Tari-tarian itu, masyaAllah. Keren dan pasti menjadi kenngan manis.
Ternyata di KBRI bisa pinjam kebaya ya. Kerasa banget atmosfer nikahan dan krusialnya. Aku penasaran lamaran via Skype nya deh.
Seru sekali pengalamannya. Menikah di dalam negeri aja bisa ribet ya, apalagi ini di luar negeri. Yang segala perintilan harus dicari dan dibawakan antar tempat yang sangat jauh. Teh Hani menceritakannya serasa simpel gitu.

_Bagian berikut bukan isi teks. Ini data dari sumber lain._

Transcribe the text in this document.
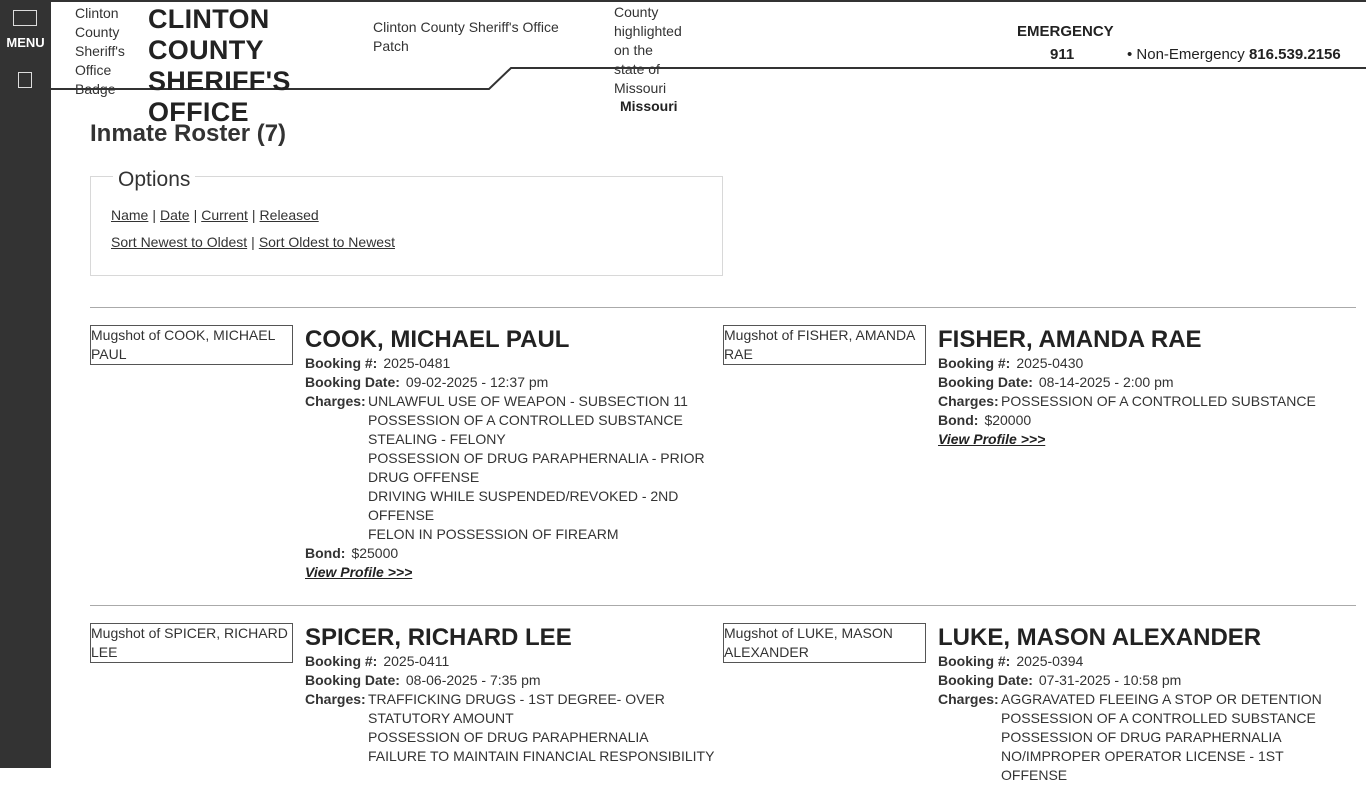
MENU
Clinton County Sheriff's Office Badge
CLINTON COUNTY SHERIFF'S OFFICE
Clinton County Sheriff's Office Patch
County highlighted on the state of Missouri
Missouri
EMERGENCY
911	• Non-Emergency 816.539.2156
Inmate Roster (7)
Options
Name | Date | Current | Released
Sort Newest to Oldest | Sort Oldest to Newest
Mugshot of COOK, MICHAEL PAUL
COOK, MICHAEL PAUL
Booking #: 2025-0481
Booking Date: 09-02-2025 - 12:37 pm
Charges: UNLAWFUL USE OF WEAPON - SUBSECTION 11
POSSESSION OF A CONTROLLED SUBSTANCE
STEALING - FELONY
POSSESSION OF DRUG PARAPHERNALIA - PRIOR DRUG OFFENSE
DRIVING WHILE SUSPENDED/REVOKED - 2ND OFFENSE
FELON IN POSSESSION OF FIREARM
Bond: $25000
View Profile >>>
Mugshot of FISHER, AMANDA RAE
FISHER, AMANDA RAE
Booking #: 2025-0430
Booking Date: 08-14-2025 - 2:00 pm
Charges: POSSESSION OF A CONTROLLED SUBSTANCE
Bond: $20000
View Profile >>>
Mugshot of SPICER, RICHARD LEE
SPICER, RICHARD LEE
Booking #: 2025-0411
Booking Date: 08-06-2025 - 7:35 pm
Charges: TRAFFICKING DRUGS - 1ST DEGREE- OVER STATUTORY AMOUNT
POSSESSION OF DRUG PARAPHERNALIA
FAILURE TO MAINTAIN FINANCIAL RESPONSIBILITY
Mugshot of LUKE, MASON ALEXANDER
LUKE, MASON ALEXANDER
Booking #: 2025-0394
Booking Date: 07-31-2025 - 10:58 pm
Charges: AGGRAVATED FLEEING A STOP OR DETENTION
POSSESSION OF A CONTROLLED SUBSTANCE
POSSESSION OF DRUG PARAPHERNALIA
NO/IMPROPER OPERATOR LICENSE - 1ST OFFENSE
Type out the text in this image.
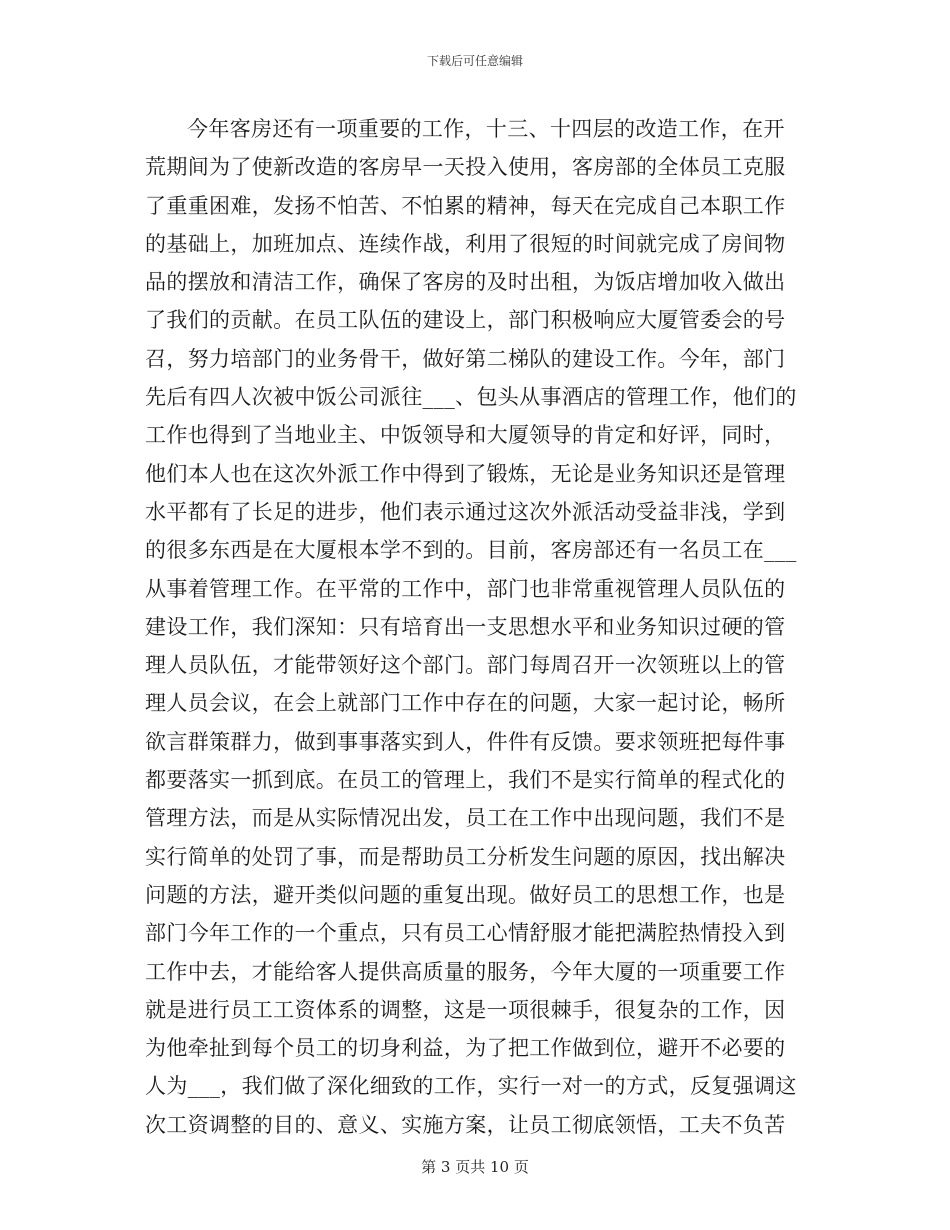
下载后可任意编辑
今年客房还有一项重要的工作，十三、十四层的改造工作，在开
荒期间为了使新改造的客房早一天投入使用，客房部的全体员工克服
了重重困难，发扬不怕苦、不怕累的精神，每天在完成自己本职工作
的基础上，加班加点、连续作战，利用了很短的时间就完成了房间物
品的摆放和清洁工作，确保了客房的及时出租，为饭店增加收入做出
了我们的贡献。在员工队伍的建设上，部门积极响应大厦管委会的号
召，努力培部门的业务骨干，做好第二梯队的建设工作。今年，部门
先后有四人次被中饭公司派往___、包头从事酒店的管理工作，他们的
工作也得到了当地业主、中饭领导和大厦领导的肯定和好评，同时，
他们本人也在这次外派工作中得到了锻炼，无论是业务知识还是管理
水平都有了长足的进步，他们表示通过这次外派活动受益非浅，学到
的很多东西是在大厦根本学不到的。目前，客房部还有一名员工在___
从事着管理工作。在平常的工作中，部门也非常重视管理人员队伍的
建设工作，我们深知：只有培育出一支思想水平和业务知识过硬的管
理人员队伍，才能带领好这个部门。部门每周召开一次领班以上的管
理人员会议，在会上就部门工作中存在的问题，大家一起讨论，畅所
欲言群策群力，做到事事落实到人，件件有反馈。要求领班把每件事
都要落实一抓到底。在员工的管理上，我们不是实行简单的程式化的
管理方法，而是从实际情况出发，员工在工作中出现问题，我们不是
实行简单的处罚了事，而是帮助员工分析发生问题的原因，找出解决
问题的方法，避开类似问题的重复出现。做好员工的思想工作，也是
部门今年工作的一个重点，只有员工心情舒服才能把满腔热情投入到
工作中去，才能给客人提供高质量的服务，今年大厦的一项重要工作
就是进行员工工资体系的调整，这是一项很棘手，很复杂的工作，因
为他牵扯到每个员工的切身利益，为了把工作做到位，避开不必要的
人为___，我们做了深化细致的工作，实行一对一的方式，反复强调这
次工资调整的目的、意义、实施方案，让员工彻底领悟，工夫不负苦
第 3 页共 10 页
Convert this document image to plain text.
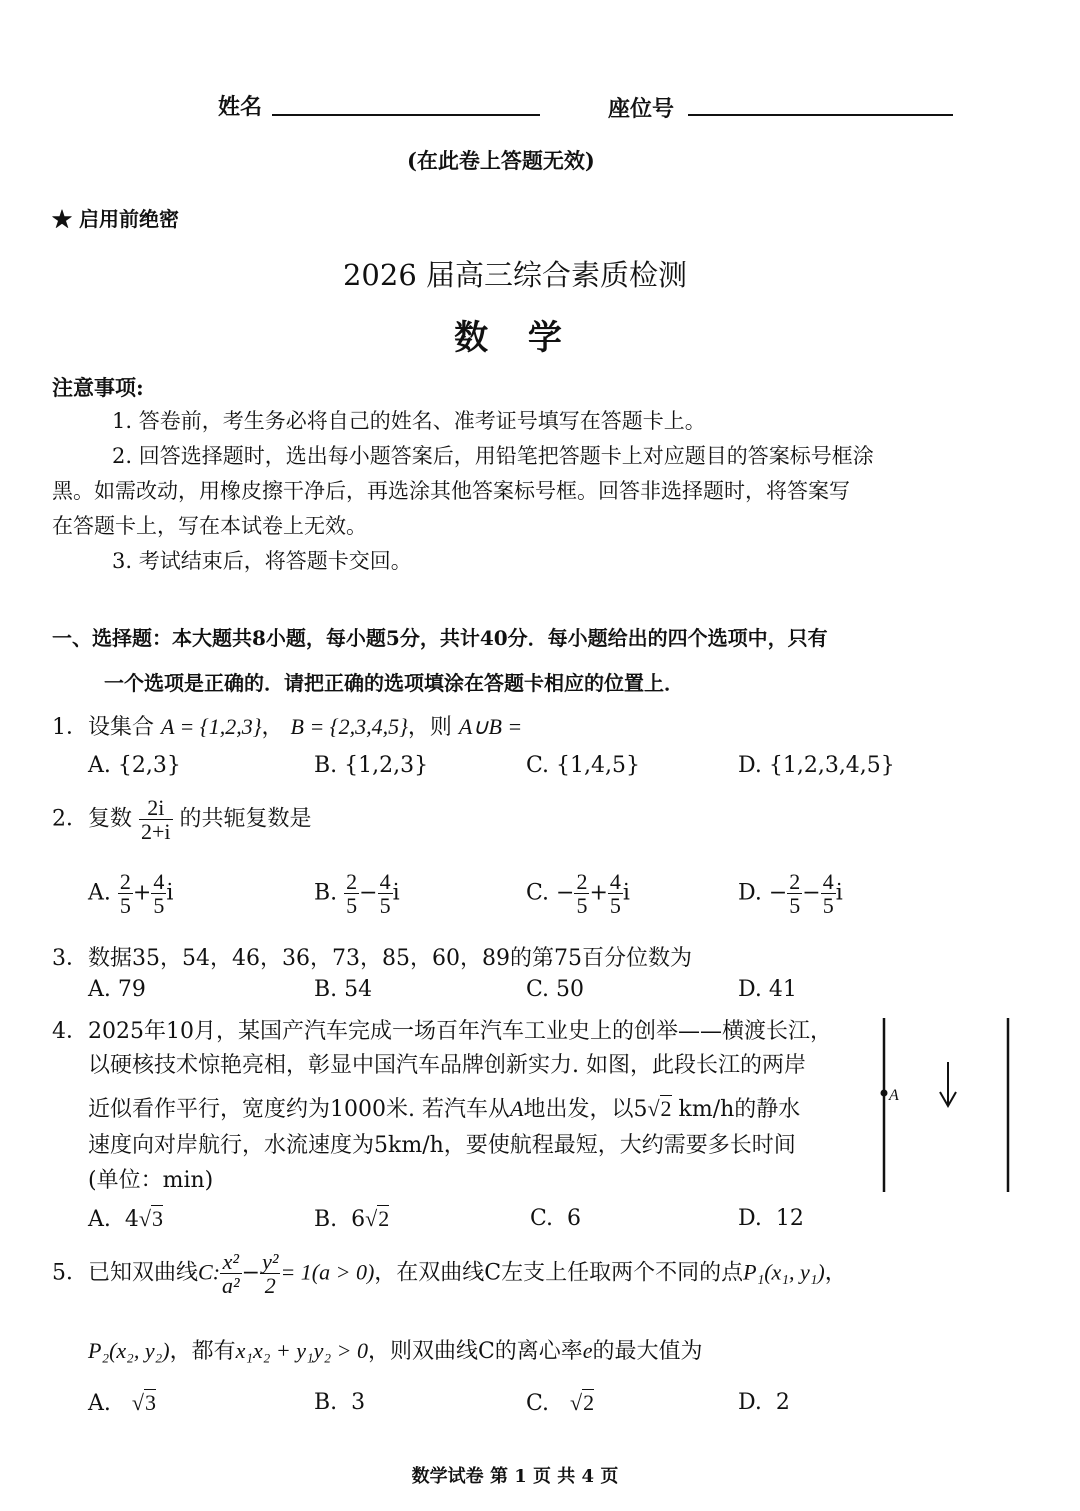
姓名	座位号
(在此卷上答题无效)
★ 启用前绝密
2026 届高三综合素质检测
数 学
注意事项:
1. 答卷前，考生务必将自己的姓名、准考证号填写在答题卡上。
2. 回答选择题时，选出每小题答案后，用铅笔把答题卡上对应题目的答案标号框涂
黑。如需改动，用橡皮擦干净后，再选涂其他答案标号框。回答非选择题时，将答案写
在答题卡上，写在本试卷上无效。
3. 考试结束后，将答题卡交回。
一、选择题：本大题共8小题，每小题5分，共计40分．每小题给出的四个选项中，只有
一个选项是正确的．请把正确的选项填涂在答题卡相应的位置上．
1．设集合 A = {1,2,3}， B = {2,3,4,5}，则 A∪B =
A. {2,3}	B. {1,2,3}	C. {1,4,5}	D. {1,2,3,4,5}
2．复数 $\frac{2i}{2+i}$ 的共轭复数是
A. $\frac{2}{5} + \frac{4}{5}$ i	B. $\frac{2}{5} - \frac{4}{5}$ i	C. − $\frac{2}{5} + \frac{4}{5}$ i	D. − $\frac{2}{5} - \frac{4}{5}$ i
3．数据35，54，46，36，73，85，60，89的第75百分位数为
A. 79	B. 54	C. 50	D. 41
4．2025年10月，某国产汽车完成一场百年汽车工业史上的创举——横渡长江，
以硬核技术惊艳亮相，彰显中国汽车品牌创新实力. 如图，此段长江的两岸
近似看作平行，宽度约为1000米. 若汽车从A地出发，以5√2 km/h的静水
速度向对岸航行，水流速度为5km/h，要使航程最短，大约需要多长时间
(单位：min)
A
A. 4√3	B. 6√2	C. 6	D. 12
5．已知双曲线C: $\frac{\text{x²}}{\text{a²}} - \frac{\text{y²}}{2} = 1(a > 0)$，在双曲线C左支上任取两个不同的点P₁(x₁, y₁)，
P₂(x₂, y₂)，都有x₁x₂ + y₁y₂ > 0，则双曲线C的离心率e的最大值为
A. √3	B. 3	C. √2	D. 2
数学试卷 第 1 页 共 4 页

Masya Allah teh Hani😍. Salut dengan totalitas dan kecintaan Teteh terhadap budaya kita. Membawa kebaya, busana adat, dan seluruh pernak-pernik tradisi Jawa hingga ke Beograd, lalu mengemasnya dengan begitu apik. Benar-benar effort yang menggetarkan hati.
Belum lagi tari-tarian yang dipersembahkan teman-teman ananda menantu, semakin menambah kekayaan rasa di momen sakral ini.
Such a heartwarming unforgettable moment…. 🥰
Wah masyaAllah.. senang banget bacanya! Ikut bahagia dan jadi membayangkan masa depan. Semoga Allah berikan rezeki umur panjang dan kemampuan untuk bisa menikahkan tiga anak perempuan kami ini, di lokasi terbaik yang dipilihkan Allah SWT untuk mereka masing-masing. amiin YRA.